Regardless of the mechanism underlying this increased BT, it raises the question of the safety of the GOS/inulin for newborn infants. The consequences of BT on the host health are not fully understood. BT has long been considered detrimental, particularly in preterm infants, as it has been directly involved in the pathogenesis of necrotizing enterocolitis, along with several other factors (27). Yet, until now, supplementation of infant formulas with GOS/inulin has not been associated with adverse effects in full-term nor in preterm infants (28). If an increased BT associated to the supplementation of GOS/inulin were to be confirmed in infants, this effect might not necessarily be harmful. Indeed, in neonatal animals (29), as well as in human infants (30), a high incidence of BT has been reported to occur naturally, without any obvious adverse consequences. Since the occurrence of BT paralleled the development of the gut-associated lymphoid tissue, the authors speculated that BT could be involved in the postnatal maturation of the immune system.

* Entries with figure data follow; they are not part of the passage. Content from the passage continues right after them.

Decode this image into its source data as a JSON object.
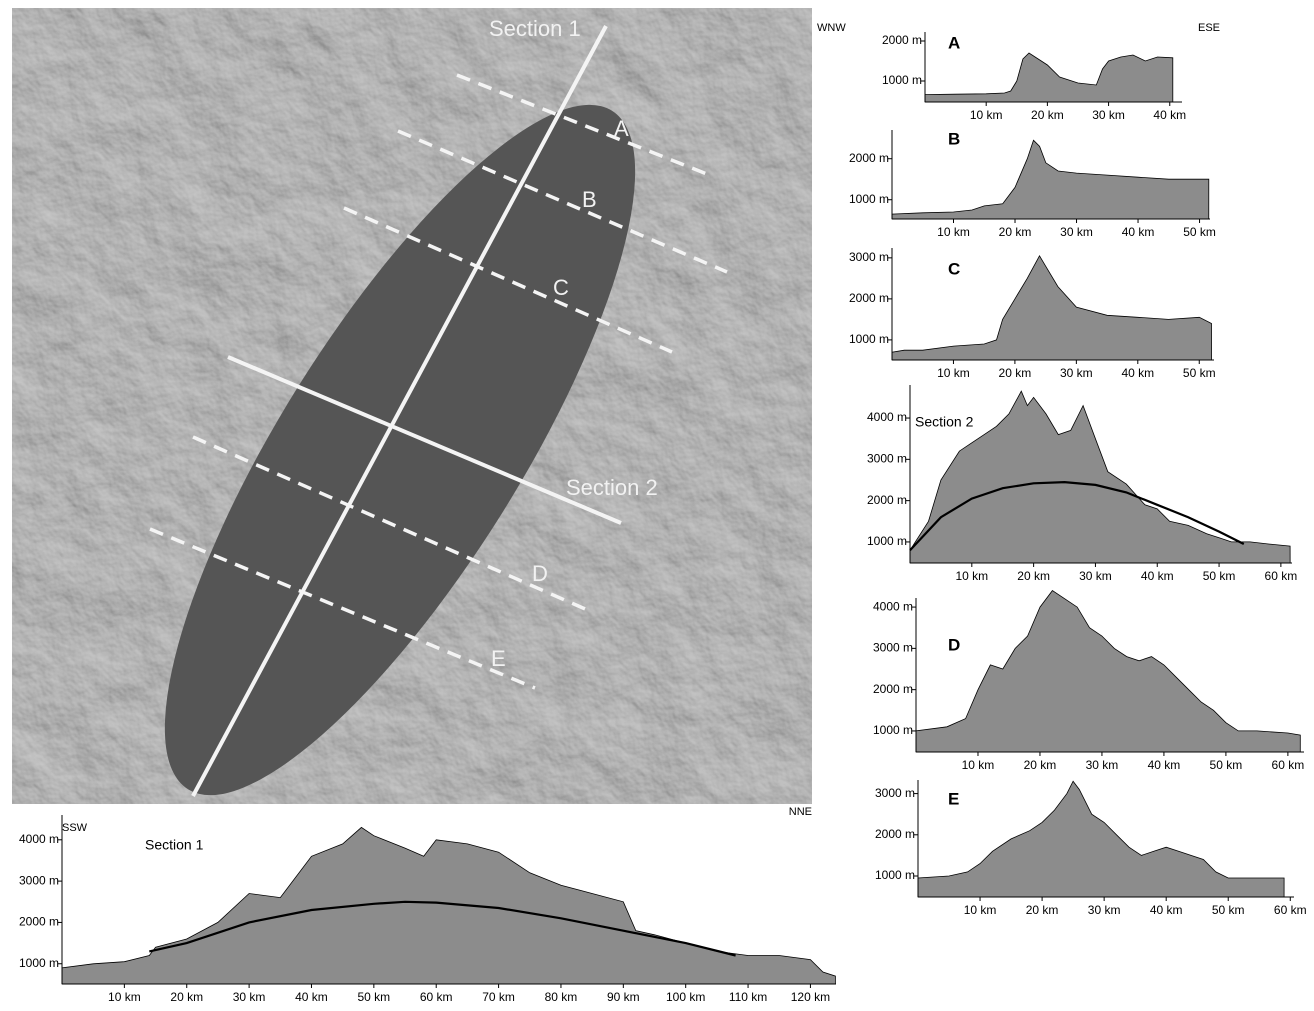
{
  "map": {
    "section_1": "Section 1",
    "section_2": "Section 2",
    "profile_labels": [
      "A",
      "B",
      "C",
      "D",
      "E"
    ]
  },
  "chart_data": [
    {
      "type": "area",
      "title": "A",
      "annotations": [
        "WNW",
        "ESE"
      ],
      "xlim": [
        0,
        42
      ],
      "ylim": [
        475,
        2225
      ],
      "xticks": [
        {
          "value": 10,
          "label": "10 km"
        },
        {
          "value": 20,
          "label": "20 km"
        },
        {
          "value": 30,
          "label": "30 km"
        },
        {
          "value": 40,
          "label": "40 km"
        }
      ],
      "yticks": [
        {
          "value": 1000,
          "label": "1000 m"
        },
        {
          "value": 2000,
          "label": "2000 m"
        }
      ],
      "series": [
        {
          "color": "#8c8c8c",
          "x": [
            0,
            5,
            10,
            13,
            14,
            15,
            16,
            17,
            18,
            19,
            20,
            22,
            25,
            28,
            29,
            30,
            32,
            34,
            36,
            38,
            40.5
          ],
          "values": [
            660,
            670,
            680,
            700,
            750,
            1000,
            1550,
            1700,
            1600,
            1500,
            1400,
            1100,
            950,
            900,
            1300,
            1500,
            1600,
            1650,
            1500,
            1600,
            1580
          ]
        }
      ]
    },
    {
      "type": "area",
      "title": "B",
      "xlim": [
        0,
        51.7
      ],
      "ylim": [
        530,
        2700
      ],
      "xticks": [
        {
          "value": 10,
          "label": "10 km"
        },
        {
          "value": 20,
          "label": "20 km"
        },
        {
          "value": 30,
          "label": "30 km"
        },
        {
          "value": 40,
          "label": "40 km"
        },
        {
          "value": 50,
          "label": "50 km"
        }
      ],
      "yticks": [
        {
          "value": 1000,
          "label": "1000 m"
        },
        {
          "value": 2000,
          "label": "2000 m"
        }
      ],
      "series": [
        {
          "color": "#8c8c8c",
          "x": [
            0,
            5,
            10,
            13,
            15,
            18,
            20,
            22,
            23,
            24,
            25,
            27,
            30,
            35,
            40,
            45,
            50,
            51.5
          ],
          "values": [
            650,
            680,
            700,
            750,
            850,
            900,
            1300,
            2000,
            2450,
            2300,
            1900,
            1700,
            1650,
            1600,
            1550,
            1500,
            1500,
            1500
          ]
        }
      ]
    },
    {
      "type": "area",
      "title": "C",
      "xlim": [
        0,
        52.4
      ],
      "ylim": [
        510,
        3240
      ],
      "xticks": [
        {
          "value": 10,
          "label": "10 km"
        },
        {
          "value": 20,
          "label": "20 km"
        },
        {
          "value": 30,
          "label": "30 km"
        },
        {
          "value": 40,
          "label": "40 km"
        },
        {
          "value": 50,
          "label": "50 km"
        }
      ],
      "yticks": [
        {
          "value": 1000,
          "label": "1000 m"
        },
        {
          "value": 2000,
          "label": "2000 m"
        },
        {
          "value": 3000,
          "label": "3000 m"
        }
      ],
      "series": [
        {
          "color": "#8c8c8c",
          "x": [
            0,
            2,
            5,
            10,
            15,
            17,
            18,
            20,
            22,
            24,
            25,
            27,
            30,
            35,
            40,
            45,
            50,
            52
          ],
          "values": [
            700,
            750,
            750,
            850,
            900,
            1000,
            1500,
            2000,
            2500,
            3050,
            2800,
            2300,
            1800,
            1600,
            1550,
            1500,
            1550,
            1400
          ]
        }
      ]
    },
    {
      "type": "area",
      "title": "Section 2",
      "xlim": [
        0,
        61.8
      ],
      "ylim": [
        490,
        4800
      ],
      "xticks": [
        {
          "value": 10,
          "label": "10 km"
        },
        {
          "value": 20,
          "label": "20 km"
        },
        {
          "value": 30,
          "label": "30 km"
        },
        {
          "value": 40,
          "label": "40 km"
        },
        {
          "value": 50,
          "label": "50 km"
        },
        {
          "value": 60,
          "label": "60 km"
        }
      ],
      "yticks": [
        {
          "value": 1000,
          "label": "1000 m"
        },
        {
          "value": 2000,
          "label": "2000 m"
        },
        {
          "value": 3000,
          "label": "3000 m"
        },
        {
          "value": 4000,
          "label": "4000 m"
        }
      ],
      "series": [
        {
          "color": "#8c8c8c",
          "x": [
            0,
            3,
            5,
            8,
            10,
            12,
            14,
            16,
            18,
            19,
            20,
            22,
            24,
            26,
            28,
            30,
            32,
            35,
            38,
            40,
            42,
            45,
            48,
            50,
            52,
            55,
            58,
            61.5
          ],
          "values": [
            800,
            1500,
            2500,
            3200,
            3400,
            3600,
            3800,
            4100,
            4650,
            4300,
            4500,
            4100,
            3600,
            3700,
            4300,
            3500,
            2700,
            2400,
            1900,
            1800,
            1500,
            1400,
            1200,
            1100,
            1000,
            1000,
            950,
            900
          ]
        },
        {
          "color": "#000000",
          "x": [
            0,
            5,
            10,
            15,
            20,
            25,
            30,
            35,
            40,
            45,
            50,
            54
          ],
          "values": [
            800,
            1600,
            2050,
            2300,
            2420,
            2450,
            2380,
            2200,
            1900,
            1600,
            1250,
            950
          ]
        }
      ]
    },
    {
      "type": "area",
      "title": "D",
      "xlim": [
        0,
        62.6
      ],
      "ylim": [
        490,
        4220
      ],
      "xticks": [
        {
          "value": 10,
          "label": "10 km"
        },
        {
          "value": 20,
          "label": "20 km"
        },
        {
          "value": 30,
          "label": "30 km"
        },
        {
          "value": 40,
          "label": "40 km"
        },
        {
          "value": 50,
          "label": "50 km"
        },
        {
          "value": 60,
          "label": "60 km"
        }
      ],
      "yticks": [
        {
          "value": 1000,
          "label": "1000 m"
        },
        {
          "value": 2000,
          "label": "2000 m"
        },
        {
          "value": 3000,
          "label": "3000 m"
        },
        {
          "value": 4000,
          "label": "4000 m"
        }
      ],
      "series": [
        {
          "color": "#8c8c8c",
          "x": [
            0,
            5,
            8,
            10,
            12,
            14,
            16,
            18,
            20,
            22,
            24,
            26,
            28,
            30,
            32,
            34,
            36,
            38,
            40,
            42,
            44,
            46,
            48,
            50,
            52,
            55,
            60,
            62
          ],
          "values": [
            1000,
            1100,
            1300,
            2000,
            2600,
            2500,
            3000,
            3300,
            4000,
            4400,
            4200,
            4000,
            3500,
            3300,
            3000,
            2800,
            2700,
            2800,
            2600,
            2300,
            2000,
            1700,
            1500,
            1200,
            1000,
            1000,
            950,
            900
          ]
        }
      ]
    },
    {
      "type": "area",
      "title": "E",
      "xlim": [
        0,
        60.6
      ],
      "ylim": [
        490,
        3330
      ],
      "xticks": [
        {
          "value": 10,
          "label": "10 km"
        },
        {
          "value": 20,
          "label": "20 km"
        },
        {
          "value": 30,
          "label": "30 km"
        },
        {
          "value": 40,
          "label": "40 km"
        },
        {
          "value": 50,
          "label": "50 km"
        },
        {
          "value": 60,
          "label": "60 km"
        }
      ],
      "yticks": [
        {
          "value": 1000,
          "label": "1000 m"
        },
        {
          "value": 2000,
          "label": "2000 m"
        },
        {
          "value": 3000,
          "label": "3000 m"
        }
      ],
      "series": [
        {
          "color": "#8c8c8c",
          "x": [
            0,
            5,
            8,
            10,
            12,
            15,
            18,
            20,
            22,
            24,
            25,
            26,
            28,
            30,
            32,
            34,
            36,
            38,
            40,
            42,
            44,
            46,
            48,
            50,
            55,
            59
          ],
          "values": [
            950,
            1000,
            1100,
            1300,
            1600,
            1900,
            2100,
            2300,
            2600,
            3000,
            3300,
            3100,
            2500,
            2300,
            2000,
            1700,
            1500,
            1600,
            1700,
            1600,
            1500,
            1400,
            1100,
            950,
            950,
            950
          ]
        }
      ]
    },
    {
      "type": "area",
      "title": "Section 1",
      "annotations": [
        "SSW",
        "NNE"
      ],
      "xlim": [
        0,
        124.1
      ],
      "ylim": [
        510,
        4600
      ],
      "xticks": [
        {
          "value": 10,
          "label": "10 km"
        },
        {
          "value": 20,
          "label": "20 km"
        },
        {
          "value": 30,
          "label": "30 km"
        },
        {
          "value": 40,
          "label": "40 km"
        },
        {
          "value": 50,
          "label": "50 km"
        },
        {
          "value": 60,
          "label": "60 km"
        },
        {
          "value": 70,
          "label": "70 km"
        },
        {
          "value": 80,
          "label": "80 km"
        },
        {
          "value": 90,
          "label": "90 km"
        },
        {
          "value": 100,
          "label": "100 km"
        },
        {
          "value": 110,
          "label": "110 km"
        },
        {
          "value": 120,
          "label": "120 km"
        }
      ],
      "yticks": [
        {
          "value": 1000,
          "label": "1000 m"
        },
        {
          "value": 2000,
          "label": "2000 m"
        },
        {
          "value": 3000,
          "label": "3000 m"
        },
        {
          "value": 4000,
          "label": "4000 m"
        }
      ],
      "series": [
        {
          "color": "#8c8c8c",
          "x": [
            0,
            5,
            10,
            14,
            15,
            20,
            25,
            30,
            35,
            40,
            45,
            48,
            50,
            55,
            58,
            60,
            65,
            70,
            75,
            80,
            85,
            90,
            92,
            95,
            100,
            105,
            110,
            115,
            120,
            122,
            124
          ],
          "values": [
            900,
            1000,
            1050,
            1200,
            1400,
            1600,
            2000,
            2700,
            2600,
            3600,
            3900,
            4300,
            4100,
            3800,
            3600,
            4000,
            3900,
            3700,
            3200,
            2900,
            2700,
            2500,
            1800,
            1700,
            1500,
            1300,
            1200,
            1200,
            1100,
            800,
            700
          ]
        },
        {
          "color": "#000000",
          "x": [
            14,
            20,
            30,
            40,
            50,
            55,
            60,
            70,
            80,
            90,
            100,
            108
          ],
          "values": [
            1300,
            1500,
            2000,
            2300,
            2450,
            2500,
            2480,
            2350,
            2100,
            1800,
            1500,
            1200
          ]
        }
      ]
    }
  ]
}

In conclusion, using an animal model of artificial feeding we demonstrate that feeding with a GOS/inulin-enriched formula in the neonatal period enhances the metabolic activity of colonic microbiota, as observed in human infants (2), and increases BT toward spleen at d18 as well. This effect did not persist at d40, after 20 d of weaning with a normal, prebiotic-free, solid diet. The mechanisms underlying this increased BT are unclear, and do not reflect any obvious alteration in colonic barrier function. Further investigation of the effect of GOS/inulin on the small intestinal immune system is warranted to establish whether this stimulation of BT is beneficial to the maturation of the immune system.